The Parent Problem
Youth sports software is built for the Player on the field. The most valuable user is the Parent in the parking lot.
Our twelve-year-old daughter Mila plays club soccer for Minnetonka United in Minnesota. In four years on the team, she has never opened the team’s app. Not once. Mary and I are the ones checking the practice schedule on Playmetrics, reading the messages from her coaches, tracking the tryout and game dates. The app has Mila’s name on it. It has never had her attention.
This is the small version of a much bigger problem. Youth sports software has a Parent problem.
The Parent is the mother. The father. The aunt. The grandmother picking the kid up from Tuesday practice because Mom is working late. The Parent is the person paying the club fees and driving to the tournament and sitting in the hotel lobby at 6:47 AM waiting for breakfast before the first game starts at 8:00.
The Parent is the most valuable user in the entire stack and almost every piece of youth sports software treats her like a secondary account.
I have looked at the back end of a lot of platforms. The Player gets the primary profile. The Coach gets the primary login. The Director gets the admin dashboard. The Parent gets a checkbox that says parent and an email address in a field.
This is backwards. The Parent is the one who writes the check. The Parent is the one who decides whether the kid plays next season. The Parent is the one who reads the email, forwards the schedule, posts the highlight to the family group chat, and tells the other parent at work about the club.
If you lose the Player, you lose a seat. If you lose the Parent, you lose a family, and the Parent will tell six other Parents why.
The youth sports industry has optimized the product for the Player and the go-to-market for the Parent and it has not yet noticed how strange this is. The Player does not open the app. The Parent opens the app. The Player does not read the email. The Parent reads the email. The Player does not pay the subscription. The Parent pays the subscription.

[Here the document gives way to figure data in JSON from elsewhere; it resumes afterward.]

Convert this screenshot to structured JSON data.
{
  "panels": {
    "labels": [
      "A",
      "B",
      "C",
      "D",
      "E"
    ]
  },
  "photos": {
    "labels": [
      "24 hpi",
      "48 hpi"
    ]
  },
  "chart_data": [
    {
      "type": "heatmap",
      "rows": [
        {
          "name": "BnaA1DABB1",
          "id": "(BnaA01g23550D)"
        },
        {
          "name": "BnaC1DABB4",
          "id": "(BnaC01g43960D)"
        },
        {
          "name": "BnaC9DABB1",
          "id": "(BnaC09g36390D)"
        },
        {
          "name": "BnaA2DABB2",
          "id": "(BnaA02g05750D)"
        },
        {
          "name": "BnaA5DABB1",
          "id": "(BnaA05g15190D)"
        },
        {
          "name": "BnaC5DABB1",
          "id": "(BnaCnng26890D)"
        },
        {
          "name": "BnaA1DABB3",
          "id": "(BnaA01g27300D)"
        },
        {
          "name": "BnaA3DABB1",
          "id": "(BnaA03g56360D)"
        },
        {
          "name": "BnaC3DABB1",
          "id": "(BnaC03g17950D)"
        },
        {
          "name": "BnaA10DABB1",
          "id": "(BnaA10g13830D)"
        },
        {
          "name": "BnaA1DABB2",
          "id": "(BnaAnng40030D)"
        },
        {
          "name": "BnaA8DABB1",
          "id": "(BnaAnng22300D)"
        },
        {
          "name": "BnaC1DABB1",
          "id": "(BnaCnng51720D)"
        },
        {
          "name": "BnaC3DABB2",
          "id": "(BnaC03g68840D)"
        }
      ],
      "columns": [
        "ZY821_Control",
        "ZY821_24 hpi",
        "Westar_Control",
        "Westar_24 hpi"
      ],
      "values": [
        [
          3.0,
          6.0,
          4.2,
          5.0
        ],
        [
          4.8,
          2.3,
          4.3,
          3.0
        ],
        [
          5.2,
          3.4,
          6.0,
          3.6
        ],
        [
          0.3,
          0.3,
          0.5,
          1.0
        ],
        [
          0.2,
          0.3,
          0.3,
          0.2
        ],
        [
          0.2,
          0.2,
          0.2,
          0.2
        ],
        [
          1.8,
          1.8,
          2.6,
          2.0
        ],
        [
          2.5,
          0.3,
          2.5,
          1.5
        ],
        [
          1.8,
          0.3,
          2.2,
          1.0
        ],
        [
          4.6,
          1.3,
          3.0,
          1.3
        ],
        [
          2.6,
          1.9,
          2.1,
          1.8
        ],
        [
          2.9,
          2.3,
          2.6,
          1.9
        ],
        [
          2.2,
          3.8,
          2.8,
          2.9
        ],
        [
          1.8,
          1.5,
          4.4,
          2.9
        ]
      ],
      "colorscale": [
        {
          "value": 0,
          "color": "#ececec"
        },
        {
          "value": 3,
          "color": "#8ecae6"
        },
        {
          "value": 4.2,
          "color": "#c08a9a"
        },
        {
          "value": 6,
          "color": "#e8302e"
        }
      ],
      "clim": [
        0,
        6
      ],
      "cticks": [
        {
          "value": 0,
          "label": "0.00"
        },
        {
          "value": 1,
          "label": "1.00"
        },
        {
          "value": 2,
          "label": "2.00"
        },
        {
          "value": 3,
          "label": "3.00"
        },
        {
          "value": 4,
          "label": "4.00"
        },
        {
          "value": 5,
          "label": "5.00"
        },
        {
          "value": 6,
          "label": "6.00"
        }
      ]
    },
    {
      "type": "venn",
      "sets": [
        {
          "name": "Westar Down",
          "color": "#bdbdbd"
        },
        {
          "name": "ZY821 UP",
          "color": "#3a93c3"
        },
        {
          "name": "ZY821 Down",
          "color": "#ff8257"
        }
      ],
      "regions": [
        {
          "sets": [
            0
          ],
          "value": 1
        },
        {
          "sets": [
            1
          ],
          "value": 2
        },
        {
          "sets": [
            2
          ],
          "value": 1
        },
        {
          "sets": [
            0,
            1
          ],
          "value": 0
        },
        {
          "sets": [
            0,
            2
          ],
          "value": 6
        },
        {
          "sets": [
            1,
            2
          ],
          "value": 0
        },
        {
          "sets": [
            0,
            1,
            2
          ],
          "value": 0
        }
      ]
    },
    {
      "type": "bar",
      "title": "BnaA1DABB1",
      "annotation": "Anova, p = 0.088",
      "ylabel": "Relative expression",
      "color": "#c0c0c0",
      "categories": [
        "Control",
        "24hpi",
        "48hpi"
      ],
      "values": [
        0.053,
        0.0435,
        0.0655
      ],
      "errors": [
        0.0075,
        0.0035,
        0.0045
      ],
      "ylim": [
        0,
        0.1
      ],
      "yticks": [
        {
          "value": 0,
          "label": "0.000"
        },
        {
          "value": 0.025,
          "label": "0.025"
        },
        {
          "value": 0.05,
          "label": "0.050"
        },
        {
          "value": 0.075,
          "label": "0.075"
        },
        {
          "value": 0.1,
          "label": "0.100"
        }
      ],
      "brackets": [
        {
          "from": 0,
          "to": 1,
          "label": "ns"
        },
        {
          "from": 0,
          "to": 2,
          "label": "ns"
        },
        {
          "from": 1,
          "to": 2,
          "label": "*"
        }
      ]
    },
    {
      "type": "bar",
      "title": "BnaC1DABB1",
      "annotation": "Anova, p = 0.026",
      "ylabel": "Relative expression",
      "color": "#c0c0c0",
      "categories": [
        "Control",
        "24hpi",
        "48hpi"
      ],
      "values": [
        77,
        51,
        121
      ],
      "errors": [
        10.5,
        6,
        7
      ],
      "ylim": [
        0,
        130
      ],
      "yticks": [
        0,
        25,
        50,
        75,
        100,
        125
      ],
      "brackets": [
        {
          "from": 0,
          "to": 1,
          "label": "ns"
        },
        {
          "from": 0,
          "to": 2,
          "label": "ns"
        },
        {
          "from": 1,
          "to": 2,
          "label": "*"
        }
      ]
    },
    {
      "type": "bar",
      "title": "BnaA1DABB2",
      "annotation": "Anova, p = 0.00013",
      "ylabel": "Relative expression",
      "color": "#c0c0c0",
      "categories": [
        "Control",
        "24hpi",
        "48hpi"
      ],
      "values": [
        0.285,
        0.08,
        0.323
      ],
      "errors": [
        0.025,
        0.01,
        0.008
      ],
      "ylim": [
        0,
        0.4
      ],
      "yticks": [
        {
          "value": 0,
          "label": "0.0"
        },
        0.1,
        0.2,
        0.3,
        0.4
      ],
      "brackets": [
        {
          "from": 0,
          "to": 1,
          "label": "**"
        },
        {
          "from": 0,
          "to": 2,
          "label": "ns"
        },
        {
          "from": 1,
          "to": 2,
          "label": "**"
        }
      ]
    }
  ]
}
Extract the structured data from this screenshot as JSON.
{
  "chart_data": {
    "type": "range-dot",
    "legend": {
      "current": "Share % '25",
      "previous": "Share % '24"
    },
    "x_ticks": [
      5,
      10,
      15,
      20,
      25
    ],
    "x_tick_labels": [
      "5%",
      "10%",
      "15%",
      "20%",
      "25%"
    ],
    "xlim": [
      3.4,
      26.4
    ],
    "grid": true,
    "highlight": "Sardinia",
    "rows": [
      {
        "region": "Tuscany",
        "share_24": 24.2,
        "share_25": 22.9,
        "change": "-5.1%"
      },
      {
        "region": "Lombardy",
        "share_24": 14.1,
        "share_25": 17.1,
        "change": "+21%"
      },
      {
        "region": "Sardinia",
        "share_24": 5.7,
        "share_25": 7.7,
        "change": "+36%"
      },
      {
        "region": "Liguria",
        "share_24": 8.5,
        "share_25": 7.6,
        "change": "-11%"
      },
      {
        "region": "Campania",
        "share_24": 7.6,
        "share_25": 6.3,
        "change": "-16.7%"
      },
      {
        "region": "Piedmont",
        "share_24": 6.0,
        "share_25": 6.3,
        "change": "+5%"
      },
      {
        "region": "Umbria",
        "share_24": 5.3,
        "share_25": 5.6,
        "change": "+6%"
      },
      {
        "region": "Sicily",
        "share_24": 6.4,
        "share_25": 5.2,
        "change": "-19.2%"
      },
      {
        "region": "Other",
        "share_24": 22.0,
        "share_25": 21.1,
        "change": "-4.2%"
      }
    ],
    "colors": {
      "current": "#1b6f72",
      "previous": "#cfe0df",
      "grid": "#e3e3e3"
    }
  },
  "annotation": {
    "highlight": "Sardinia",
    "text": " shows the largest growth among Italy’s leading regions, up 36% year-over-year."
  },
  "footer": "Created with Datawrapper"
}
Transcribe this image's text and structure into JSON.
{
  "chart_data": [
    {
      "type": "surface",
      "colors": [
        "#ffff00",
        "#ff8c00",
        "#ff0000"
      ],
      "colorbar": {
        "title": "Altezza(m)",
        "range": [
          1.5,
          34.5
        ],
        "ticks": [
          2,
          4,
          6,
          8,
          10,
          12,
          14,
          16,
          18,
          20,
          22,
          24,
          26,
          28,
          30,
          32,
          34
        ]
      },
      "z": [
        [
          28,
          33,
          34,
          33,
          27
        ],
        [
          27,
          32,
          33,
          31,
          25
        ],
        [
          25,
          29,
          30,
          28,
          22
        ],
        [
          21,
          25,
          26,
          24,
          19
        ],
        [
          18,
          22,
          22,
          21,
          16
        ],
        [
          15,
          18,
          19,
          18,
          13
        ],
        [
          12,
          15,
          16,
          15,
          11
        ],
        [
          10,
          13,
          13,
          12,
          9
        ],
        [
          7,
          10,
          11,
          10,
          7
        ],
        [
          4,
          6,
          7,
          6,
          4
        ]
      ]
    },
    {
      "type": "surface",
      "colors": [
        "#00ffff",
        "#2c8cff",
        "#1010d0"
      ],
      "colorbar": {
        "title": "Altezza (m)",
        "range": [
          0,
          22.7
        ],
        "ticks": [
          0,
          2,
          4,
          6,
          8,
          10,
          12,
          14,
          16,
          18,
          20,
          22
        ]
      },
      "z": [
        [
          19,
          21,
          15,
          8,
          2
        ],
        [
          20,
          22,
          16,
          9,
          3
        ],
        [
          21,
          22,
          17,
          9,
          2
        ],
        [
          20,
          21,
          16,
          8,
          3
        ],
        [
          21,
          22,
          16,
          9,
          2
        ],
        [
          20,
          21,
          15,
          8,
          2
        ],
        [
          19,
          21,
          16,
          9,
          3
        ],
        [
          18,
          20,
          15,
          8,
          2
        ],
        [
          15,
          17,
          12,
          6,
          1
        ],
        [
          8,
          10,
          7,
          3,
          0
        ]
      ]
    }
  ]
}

And yet the software does not know the Parent. It knows her email. It knows her credit card. It does not know which games she actually attended. It does not know which highlights she saved. It does not know whether she shared the stream link with her sister in NYC. It does not know whether she re-upped because she wanted to or because it was easier than canceling.
Every platform I know has the same blind spot here. They measure player engagement. They should be measuring Parent engagement. Because the Parent is the retention engine of the entire youth sports economy.
And the platforms have it backwards on time as well. They build for the season. Fall registration. Spring tournament. Summer camp. The Parent does not think in seasons. The Parent is watching her eight-year-old start something that may run for the next ten years and is making decisions on that horizon. The platforms that win will be the ones that treat the Player as an athlete starting a career, not a customer inside a season. That posture changes what retention actually means. You stop selling the next sign-up and start building the relationship that produces the next decade of sign-ups.
The clubs that build for this win. The club that picks software made for the Parent, communicates like the family is the customer, and treats the relationship as a ten-year arc retains. The club with a bad parent experience loses players even if the players love it, because the Parents are the ones who sign up next year.
Platforms have the same opening, on a bigger scale. The platform that treats the Parent as the primary user and the Player as the jersey on the court will, I think, quietly eat a lot of share over the next five years. It will feel like the platform is winning because of its streaming quality or its registration flow. It will actually be winning because it finally talked to the person who was paying with their attention and their wallet.
A lot of products in a lot of industries have figured this out. Consumer fintech figured it out when they stopped treating the actual customer as a secondary signer. Education software figured it out when they finally built the parent portal. Healthcare is still figuring it out, and it shows.
Mary is in the parking lot right now waiting for Mila’s practice to end. The team app is open on her phone. It knows her name. It knows her email. It knows her credit card. It thinks she is here for the schedule. She is here for the ten years on the other side of it.